All current generative AIs have the potential to hallucinate, which is one of the fundamental problems with technology. In order to minimize the problem, Google Created DataGemma, an AI that can fix itself.
Announced this Thursday (12) The tool consists of models trained exclusively on data available on Data CommonsOpen database maintained by Google. However, unlike the content circulating on the internet, the platform’s information is located on the websites of well-known institutions.
THE DataGemma acts on Google model responses in two ways: RIG (Retrieval-Intermittent Manufacturing) and RAG (Retrieval-Augmented Manufacturing).
In the first method, RIG, DataGemma creates a “draft” of the response and then compares the result with content available on Data Commonsfixes everything that can be adjusted with the general database.

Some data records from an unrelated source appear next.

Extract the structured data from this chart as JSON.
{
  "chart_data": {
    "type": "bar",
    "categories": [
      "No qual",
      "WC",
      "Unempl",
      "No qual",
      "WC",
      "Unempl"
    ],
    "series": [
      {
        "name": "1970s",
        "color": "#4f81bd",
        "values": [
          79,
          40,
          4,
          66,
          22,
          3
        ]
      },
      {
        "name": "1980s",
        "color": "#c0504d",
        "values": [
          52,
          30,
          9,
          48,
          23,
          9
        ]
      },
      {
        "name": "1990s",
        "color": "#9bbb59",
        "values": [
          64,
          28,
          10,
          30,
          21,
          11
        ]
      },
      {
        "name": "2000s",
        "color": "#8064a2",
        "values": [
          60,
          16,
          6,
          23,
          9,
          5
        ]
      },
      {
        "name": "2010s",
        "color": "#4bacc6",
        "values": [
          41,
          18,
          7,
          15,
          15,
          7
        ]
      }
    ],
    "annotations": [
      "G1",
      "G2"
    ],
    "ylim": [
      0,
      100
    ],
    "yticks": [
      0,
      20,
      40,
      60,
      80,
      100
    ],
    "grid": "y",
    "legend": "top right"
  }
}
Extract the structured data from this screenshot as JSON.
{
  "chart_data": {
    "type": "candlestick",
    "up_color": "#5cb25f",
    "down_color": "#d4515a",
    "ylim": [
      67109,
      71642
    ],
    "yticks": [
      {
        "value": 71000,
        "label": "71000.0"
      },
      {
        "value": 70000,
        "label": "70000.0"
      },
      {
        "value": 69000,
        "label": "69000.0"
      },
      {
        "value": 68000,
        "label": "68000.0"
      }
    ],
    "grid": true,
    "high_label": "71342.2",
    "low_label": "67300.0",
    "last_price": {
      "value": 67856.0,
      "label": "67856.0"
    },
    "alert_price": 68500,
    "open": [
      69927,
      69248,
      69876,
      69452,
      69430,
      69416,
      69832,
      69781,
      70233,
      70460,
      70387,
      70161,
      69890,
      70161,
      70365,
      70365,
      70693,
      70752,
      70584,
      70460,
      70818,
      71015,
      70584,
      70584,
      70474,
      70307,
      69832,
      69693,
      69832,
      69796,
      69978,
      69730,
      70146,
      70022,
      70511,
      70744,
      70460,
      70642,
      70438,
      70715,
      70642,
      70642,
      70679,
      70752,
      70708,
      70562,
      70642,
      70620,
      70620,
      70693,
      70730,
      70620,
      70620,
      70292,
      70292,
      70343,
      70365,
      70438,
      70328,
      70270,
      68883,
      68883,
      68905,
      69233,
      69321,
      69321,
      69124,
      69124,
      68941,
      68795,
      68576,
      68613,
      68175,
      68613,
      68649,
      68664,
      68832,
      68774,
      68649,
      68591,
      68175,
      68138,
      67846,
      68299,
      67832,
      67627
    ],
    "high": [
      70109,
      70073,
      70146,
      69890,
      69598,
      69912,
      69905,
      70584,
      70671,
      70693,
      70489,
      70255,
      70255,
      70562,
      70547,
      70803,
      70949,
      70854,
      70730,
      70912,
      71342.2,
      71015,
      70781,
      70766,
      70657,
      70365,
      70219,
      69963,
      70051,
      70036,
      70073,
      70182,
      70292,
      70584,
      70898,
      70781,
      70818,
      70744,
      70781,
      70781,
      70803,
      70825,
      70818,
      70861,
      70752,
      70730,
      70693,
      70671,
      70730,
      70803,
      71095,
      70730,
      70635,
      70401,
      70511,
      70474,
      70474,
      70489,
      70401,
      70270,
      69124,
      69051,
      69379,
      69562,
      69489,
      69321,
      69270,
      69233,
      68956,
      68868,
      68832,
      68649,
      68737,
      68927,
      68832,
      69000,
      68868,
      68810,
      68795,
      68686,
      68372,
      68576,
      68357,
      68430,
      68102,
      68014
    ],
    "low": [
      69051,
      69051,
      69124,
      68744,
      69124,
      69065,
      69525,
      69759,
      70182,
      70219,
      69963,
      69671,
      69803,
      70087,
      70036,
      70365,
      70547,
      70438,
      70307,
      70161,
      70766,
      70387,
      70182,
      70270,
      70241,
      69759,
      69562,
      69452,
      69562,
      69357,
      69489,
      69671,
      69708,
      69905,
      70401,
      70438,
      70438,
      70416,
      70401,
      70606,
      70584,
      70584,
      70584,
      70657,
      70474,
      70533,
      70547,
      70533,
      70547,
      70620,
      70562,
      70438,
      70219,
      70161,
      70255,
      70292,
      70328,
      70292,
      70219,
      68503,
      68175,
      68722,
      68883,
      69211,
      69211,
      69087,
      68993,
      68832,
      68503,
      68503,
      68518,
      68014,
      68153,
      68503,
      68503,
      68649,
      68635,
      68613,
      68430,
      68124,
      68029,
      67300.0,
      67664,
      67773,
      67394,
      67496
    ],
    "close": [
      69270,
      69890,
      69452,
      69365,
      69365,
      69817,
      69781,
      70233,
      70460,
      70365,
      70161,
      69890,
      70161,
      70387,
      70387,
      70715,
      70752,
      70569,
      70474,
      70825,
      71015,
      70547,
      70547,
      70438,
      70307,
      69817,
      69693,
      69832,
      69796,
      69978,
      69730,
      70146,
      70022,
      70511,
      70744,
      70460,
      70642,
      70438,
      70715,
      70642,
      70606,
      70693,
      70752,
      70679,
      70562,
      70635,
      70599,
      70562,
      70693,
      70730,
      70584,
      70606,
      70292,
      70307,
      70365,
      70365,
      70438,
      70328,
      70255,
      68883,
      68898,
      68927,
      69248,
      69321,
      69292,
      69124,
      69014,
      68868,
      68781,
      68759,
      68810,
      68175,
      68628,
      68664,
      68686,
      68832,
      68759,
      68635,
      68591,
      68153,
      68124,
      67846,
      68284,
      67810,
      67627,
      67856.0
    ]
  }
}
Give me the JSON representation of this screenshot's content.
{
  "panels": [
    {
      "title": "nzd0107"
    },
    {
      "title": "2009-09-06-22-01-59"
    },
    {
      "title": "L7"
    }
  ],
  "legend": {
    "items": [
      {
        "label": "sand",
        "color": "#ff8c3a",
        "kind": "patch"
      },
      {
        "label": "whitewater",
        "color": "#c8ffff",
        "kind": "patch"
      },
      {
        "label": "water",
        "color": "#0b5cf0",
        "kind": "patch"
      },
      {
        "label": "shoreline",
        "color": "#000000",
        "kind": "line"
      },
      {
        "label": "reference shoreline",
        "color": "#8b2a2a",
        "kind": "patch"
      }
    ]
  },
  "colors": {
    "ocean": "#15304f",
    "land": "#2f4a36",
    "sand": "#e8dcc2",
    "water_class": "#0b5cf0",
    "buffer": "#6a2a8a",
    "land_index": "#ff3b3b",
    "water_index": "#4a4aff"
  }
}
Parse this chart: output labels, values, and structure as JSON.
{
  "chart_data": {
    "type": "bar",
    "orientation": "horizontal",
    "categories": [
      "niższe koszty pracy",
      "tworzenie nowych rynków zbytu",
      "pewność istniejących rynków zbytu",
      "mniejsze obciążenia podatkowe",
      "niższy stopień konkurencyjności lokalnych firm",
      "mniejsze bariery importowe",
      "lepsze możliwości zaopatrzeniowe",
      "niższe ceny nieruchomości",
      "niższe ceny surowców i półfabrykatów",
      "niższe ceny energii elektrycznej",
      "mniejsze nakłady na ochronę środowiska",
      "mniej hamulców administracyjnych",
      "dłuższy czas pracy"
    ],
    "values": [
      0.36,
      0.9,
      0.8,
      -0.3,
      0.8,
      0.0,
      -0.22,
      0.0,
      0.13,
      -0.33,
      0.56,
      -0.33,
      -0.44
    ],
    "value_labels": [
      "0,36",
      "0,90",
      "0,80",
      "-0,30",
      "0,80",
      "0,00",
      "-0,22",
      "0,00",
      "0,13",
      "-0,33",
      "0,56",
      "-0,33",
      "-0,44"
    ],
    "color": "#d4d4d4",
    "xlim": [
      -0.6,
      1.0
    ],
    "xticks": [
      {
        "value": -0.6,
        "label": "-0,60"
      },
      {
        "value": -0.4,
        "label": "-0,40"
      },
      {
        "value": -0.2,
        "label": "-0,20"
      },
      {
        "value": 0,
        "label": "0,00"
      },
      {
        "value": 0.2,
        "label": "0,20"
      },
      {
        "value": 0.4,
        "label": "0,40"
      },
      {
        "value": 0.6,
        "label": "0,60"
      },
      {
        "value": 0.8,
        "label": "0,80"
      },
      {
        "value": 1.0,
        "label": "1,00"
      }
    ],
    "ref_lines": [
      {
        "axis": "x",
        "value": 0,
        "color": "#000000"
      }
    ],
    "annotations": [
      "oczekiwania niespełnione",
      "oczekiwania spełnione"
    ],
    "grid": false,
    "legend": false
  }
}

In RAG it’s the other way around: first, The model checks if the answer to the user’s question is available in Data Commonsfrom this data an answer is generated. According to Google, this alternative reduces the likelihood of hallucinations.
“Our goal is to use Data Commons to improve the logic of LLMs (large language models) by supporting them with real-world statistical data that can be traced back to their origins,” said Prem Ramaswami, director of Data Commons at Google. The result, he said, is “more reliable” AI.
Currently, DataGemma is only available to researchers, with the possibility of expanding access in the future. If all goes well, the solution could be crucial to implementing generative models in Google’s search engine.
The solution also has its flaws
Clearly DataGemma is not perfect. THE The first problem with this solution is the Data Commons data limitation — If the information is not available on the platform, it is not possible for the model to verify its accuracy. Unfortunately, this happens in many scenarios.
The tool can check the consistency of scientific data, such as economic data for a particular country, but I can’t guarantee the release date of Taylor Swift’s latest hit is accurate.
According to Google, DataGemma failed to extract relevant information 75% of the time from experimental cases. Moreover, although the content was present in the database, the model was not able to access this content to formulate the correct answer.
Moreover, DataGemma also makes mistakesThe researchers found that when using the RAG method, the model gave incorrect answers on 6% to 20% of trials, while RIG was more efficient, allowing the AI to extract data 58% of the time.
THE DataGemma principle is the same as commercial generative models: The larger the database available, the more accurate the AI becomes. Therefore, with increased training and improvements to the model, the tool tends to become more accurate and effective in correcting the responses.
In any case, the solution is still far from perfect and does not solve the problem of hallucinations from generative AIs, which once again shows that: Chatbots are not always 100% accurate.
Source: Tec Mundo

I am a passionate and hardworking journalist with an eye for detail. I specialize in the field of news reporting, and have been writing for Gadget Onus, a renowned online news site, since 2019. As the author of their Hot News section, I’m proud to be at the forefront of today’s headlines and current affairs.